KW: You mentioned that you’re working on an acoustic album. Is that a solo acoustic album?
EK: Yeah, for lack of a better term, I guess solo is the right word for it. I was trying to come up with titles for it. I will call it, “Solo Record,” but I’ll put stars where the O’s are. People always see solo records and they put stars in their eyes [laughs]. I really hate the term solo record because nobody’s solo s**t is ever as good as their stuff they do with their band, but I guess you can call it solo stuff for now.
This is just a collection of all the songs I have been writing on piano and acoustic guitar over the last year. I just have so many of them. I was on some type of writing spree since February of last year. This is my opportunity to get away from the band and not deal with five other f**king people and all of their opinions on how they think the songs should go. I just get to do this one on my own and it’s super simple. I’m really gaining a lot out of the experience of just writing a song, tracking it, and that’s it. It’s also super lo-fi.
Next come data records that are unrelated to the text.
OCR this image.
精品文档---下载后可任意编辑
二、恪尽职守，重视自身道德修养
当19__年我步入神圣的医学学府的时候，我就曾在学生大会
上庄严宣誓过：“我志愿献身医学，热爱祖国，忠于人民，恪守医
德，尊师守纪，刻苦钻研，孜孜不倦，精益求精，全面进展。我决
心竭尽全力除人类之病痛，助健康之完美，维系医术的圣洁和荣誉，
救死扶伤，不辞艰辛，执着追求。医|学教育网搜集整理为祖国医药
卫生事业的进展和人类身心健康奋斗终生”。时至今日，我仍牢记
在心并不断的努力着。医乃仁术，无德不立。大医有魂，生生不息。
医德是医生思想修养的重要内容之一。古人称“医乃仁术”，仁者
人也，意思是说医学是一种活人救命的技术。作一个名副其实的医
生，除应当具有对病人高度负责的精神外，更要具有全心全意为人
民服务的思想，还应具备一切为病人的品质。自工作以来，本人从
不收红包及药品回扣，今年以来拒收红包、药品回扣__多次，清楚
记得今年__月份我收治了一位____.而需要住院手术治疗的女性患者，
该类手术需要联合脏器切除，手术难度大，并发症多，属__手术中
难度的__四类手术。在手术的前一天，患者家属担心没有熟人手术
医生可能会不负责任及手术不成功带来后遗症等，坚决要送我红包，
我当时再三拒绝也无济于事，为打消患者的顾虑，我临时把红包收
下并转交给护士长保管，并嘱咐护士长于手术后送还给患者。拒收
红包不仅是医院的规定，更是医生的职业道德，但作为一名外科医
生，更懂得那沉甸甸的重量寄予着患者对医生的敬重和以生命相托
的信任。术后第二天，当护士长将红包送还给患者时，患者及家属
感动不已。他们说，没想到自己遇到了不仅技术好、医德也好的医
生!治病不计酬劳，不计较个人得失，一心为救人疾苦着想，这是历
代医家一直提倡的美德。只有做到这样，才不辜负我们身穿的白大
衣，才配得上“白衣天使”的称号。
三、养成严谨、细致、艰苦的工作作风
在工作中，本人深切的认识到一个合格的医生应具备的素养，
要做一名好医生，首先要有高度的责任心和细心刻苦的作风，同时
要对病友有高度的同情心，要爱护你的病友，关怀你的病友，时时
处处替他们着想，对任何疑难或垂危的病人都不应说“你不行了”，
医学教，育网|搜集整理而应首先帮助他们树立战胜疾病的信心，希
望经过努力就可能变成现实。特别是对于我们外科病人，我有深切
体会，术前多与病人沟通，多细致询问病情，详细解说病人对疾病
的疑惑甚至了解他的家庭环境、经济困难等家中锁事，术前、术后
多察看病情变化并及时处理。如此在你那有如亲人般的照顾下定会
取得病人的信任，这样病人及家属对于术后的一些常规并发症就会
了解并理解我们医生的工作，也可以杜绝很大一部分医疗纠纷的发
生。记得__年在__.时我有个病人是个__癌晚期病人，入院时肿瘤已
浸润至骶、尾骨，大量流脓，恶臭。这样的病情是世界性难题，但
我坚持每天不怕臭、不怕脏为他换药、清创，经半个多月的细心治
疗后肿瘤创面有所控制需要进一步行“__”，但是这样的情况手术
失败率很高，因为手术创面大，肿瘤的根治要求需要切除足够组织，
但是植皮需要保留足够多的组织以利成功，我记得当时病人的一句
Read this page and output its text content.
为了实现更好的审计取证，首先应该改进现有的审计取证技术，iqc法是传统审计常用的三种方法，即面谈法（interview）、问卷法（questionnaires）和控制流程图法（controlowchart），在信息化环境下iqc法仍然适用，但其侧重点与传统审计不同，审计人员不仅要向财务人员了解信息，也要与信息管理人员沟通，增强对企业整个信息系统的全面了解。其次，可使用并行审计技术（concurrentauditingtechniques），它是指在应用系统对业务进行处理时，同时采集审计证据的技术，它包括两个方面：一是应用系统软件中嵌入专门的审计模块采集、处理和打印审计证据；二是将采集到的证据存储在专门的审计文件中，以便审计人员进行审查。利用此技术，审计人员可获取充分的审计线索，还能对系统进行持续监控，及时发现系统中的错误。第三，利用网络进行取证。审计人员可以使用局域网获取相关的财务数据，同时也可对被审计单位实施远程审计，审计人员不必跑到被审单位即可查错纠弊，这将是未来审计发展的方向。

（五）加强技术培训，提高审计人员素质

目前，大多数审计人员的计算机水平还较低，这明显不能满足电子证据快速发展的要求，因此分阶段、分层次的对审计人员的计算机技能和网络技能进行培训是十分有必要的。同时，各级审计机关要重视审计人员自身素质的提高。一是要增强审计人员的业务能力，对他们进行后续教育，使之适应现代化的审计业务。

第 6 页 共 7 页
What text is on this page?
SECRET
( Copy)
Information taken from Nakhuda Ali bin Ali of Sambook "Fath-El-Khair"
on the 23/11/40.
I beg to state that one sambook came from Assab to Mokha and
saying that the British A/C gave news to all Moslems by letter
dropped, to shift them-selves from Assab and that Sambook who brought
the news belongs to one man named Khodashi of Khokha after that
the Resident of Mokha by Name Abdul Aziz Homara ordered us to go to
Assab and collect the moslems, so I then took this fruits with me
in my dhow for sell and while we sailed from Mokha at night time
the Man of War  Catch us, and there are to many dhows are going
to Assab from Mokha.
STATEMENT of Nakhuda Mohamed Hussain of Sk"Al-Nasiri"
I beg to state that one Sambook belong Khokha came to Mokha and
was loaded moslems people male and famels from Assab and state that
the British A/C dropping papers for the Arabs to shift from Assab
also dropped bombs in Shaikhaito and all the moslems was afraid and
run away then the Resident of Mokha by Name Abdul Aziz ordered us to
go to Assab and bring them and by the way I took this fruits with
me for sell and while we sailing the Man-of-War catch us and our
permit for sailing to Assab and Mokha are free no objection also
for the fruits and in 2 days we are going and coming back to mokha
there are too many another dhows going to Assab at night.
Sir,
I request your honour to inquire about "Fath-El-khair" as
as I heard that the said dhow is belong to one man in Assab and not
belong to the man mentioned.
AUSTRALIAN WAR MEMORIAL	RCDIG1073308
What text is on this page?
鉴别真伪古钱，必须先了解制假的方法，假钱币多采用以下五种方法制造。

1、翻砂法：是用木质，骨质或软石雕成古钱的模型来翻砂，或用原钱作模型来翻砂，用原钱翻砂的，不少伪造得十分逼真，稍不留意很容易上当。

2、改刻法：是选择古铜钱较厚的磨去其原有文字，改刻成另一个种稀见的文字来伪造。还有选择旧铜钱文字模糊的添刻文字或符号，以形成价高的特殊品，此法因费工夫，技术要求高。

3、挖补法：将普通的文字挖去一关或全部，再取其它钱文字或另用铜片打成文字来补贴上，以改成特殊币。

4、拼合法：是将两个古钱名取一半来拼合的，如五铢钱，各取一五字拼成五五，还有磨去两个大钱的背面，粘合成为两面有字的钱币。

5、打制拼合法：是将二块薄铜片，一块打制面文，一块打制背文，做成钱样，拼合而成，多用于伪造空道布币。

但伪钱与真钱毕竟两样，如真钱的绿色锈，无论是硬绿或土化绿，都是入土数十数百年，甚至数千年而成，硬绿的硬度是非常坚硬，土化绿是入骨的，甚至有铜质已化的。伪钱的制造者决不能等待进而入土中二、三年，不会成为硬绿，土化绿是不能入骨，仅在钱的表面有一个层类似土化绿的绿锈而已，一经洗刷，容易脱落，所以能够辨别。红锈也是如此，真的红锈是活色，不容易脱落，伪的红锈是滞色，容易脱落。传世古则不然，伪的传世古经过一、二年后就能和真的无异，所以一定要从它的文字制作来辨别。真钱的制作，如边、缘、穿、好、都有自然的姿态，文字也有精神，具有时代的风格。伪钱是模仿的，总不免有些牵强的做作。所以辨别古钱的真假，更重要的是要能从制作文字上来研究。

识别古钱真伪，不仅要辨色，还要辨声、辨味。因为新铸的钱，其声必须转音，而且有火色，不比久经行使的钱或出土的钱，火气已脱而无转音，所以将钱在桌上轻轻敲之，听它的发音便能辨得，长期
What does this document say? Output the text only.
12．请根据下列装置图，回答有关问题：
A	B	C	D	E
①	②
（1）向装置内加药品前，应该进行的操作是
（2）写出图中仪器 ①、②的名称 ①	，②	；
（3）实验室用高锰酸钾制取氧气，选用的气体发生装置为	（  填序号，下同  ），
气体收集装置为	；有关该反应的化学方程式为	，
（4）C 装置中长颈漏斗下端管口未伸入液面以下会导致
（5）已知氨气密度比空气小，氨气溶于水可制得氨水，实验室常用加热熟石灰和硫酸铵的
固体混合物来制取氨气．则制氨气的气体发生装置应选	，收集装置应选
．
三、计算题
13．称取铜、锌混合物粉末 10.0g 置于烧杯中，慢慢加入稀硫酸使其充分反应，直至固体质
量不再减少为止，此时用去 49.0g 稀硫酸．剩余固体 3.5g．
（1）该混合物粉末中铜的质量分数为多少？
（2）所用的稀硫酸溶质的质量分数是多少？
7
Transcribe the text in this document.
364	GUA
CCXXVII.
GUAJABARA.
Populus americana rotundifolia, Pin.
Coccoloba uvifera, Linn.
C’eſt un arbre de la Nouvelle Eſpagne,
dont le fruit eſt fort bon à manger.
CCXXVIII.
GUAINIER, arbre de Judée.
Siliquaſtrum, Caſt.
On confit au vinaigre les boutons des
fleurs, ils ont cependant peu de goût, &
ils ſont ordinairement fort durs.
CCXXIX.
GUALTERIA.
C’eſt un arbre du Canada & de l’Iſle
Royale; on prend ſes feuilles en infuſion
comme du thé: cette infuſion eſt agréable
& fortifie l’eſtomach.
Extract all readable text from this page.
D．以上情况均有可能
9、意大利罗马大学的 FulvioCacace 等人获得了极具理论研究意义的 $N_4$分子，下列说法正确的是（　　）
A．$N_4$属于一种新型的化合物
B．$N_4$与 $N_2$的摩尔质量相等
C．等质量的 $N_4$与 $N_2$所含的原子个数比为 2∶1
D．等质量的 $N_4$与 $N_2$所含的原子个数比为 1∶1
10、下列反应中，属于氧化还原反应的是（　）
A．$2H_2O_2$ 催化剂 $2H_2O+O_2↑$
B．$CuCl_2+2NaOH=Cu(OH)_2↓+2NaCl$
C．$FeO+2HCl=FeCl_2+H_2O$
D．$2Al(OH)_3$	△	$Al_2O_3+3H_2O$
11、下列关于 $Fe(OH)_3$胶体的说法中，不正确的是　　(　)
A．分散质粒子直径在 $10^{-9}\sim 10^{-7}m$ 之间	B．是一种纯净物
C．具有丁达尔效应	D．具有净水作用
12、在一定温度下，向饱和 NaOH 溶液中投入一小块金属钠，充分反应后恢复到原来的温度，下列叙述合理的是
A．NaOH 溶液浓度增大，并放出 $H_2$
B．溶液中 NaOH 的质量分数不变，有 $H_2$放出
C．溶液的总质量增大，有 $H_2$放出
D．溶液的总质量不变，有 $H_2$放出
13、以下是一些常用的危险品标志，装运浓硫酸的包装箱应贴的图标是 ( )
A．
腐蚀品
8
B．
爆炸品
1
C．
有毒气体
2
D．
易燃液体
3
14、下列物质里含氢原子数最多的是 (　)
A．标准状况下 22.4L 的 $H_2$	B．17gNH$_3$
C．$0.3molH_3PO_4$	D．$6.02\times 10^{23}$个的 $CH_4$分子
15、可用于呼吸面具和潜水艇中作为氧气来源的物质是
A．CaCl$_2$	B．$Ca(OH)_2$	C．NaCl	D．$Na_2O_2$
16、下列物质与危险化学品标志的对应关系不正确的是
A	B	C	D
I’m just tracking it on my laptop in my bedroom and I don’t have to deal with studios and money and stuff like that.
The way technology is, you don’t have to worry about the quality of recording so much. You can basically record on to any piece of software you have and have it mastered into something that sounds as good as anything else that’s out there right now because of the technology we have. I was actually listening to this guy, Jake Bug. He is this kid from the UK who plays, I guess, acoustic stuff, although it’s kind of more in a country sort of vein. I think one of his songs he tracked on his iPhone and put it out on his debut album. You listen to it and you can’t tell it is different from anything he did in the studio. It’s really amazing actually.
KW: Will you release that on Fat Wreck?
EK: Umm, I don’t know. I haven’t gotten to that point yet. I’m not sure how it’s gonna come out. I almost feel like I could probably put this one out on my own and just release it to the general public on the internet for free. I’m sure it would probably do just fine.
KW: Is there anything else you would like people to know about you or anything you’re working on?
EK: No. I guess I can mention on this record, we worked with Brian Viglione, who is a fantastic drummer from Dresden Dolls and now he plays for the Violent Femmes sometimes. He really contributed a lot to this record. He has a certain style that made the record really rock. He was super easy to work with and hopefully he will be playing some of the shows with us this year.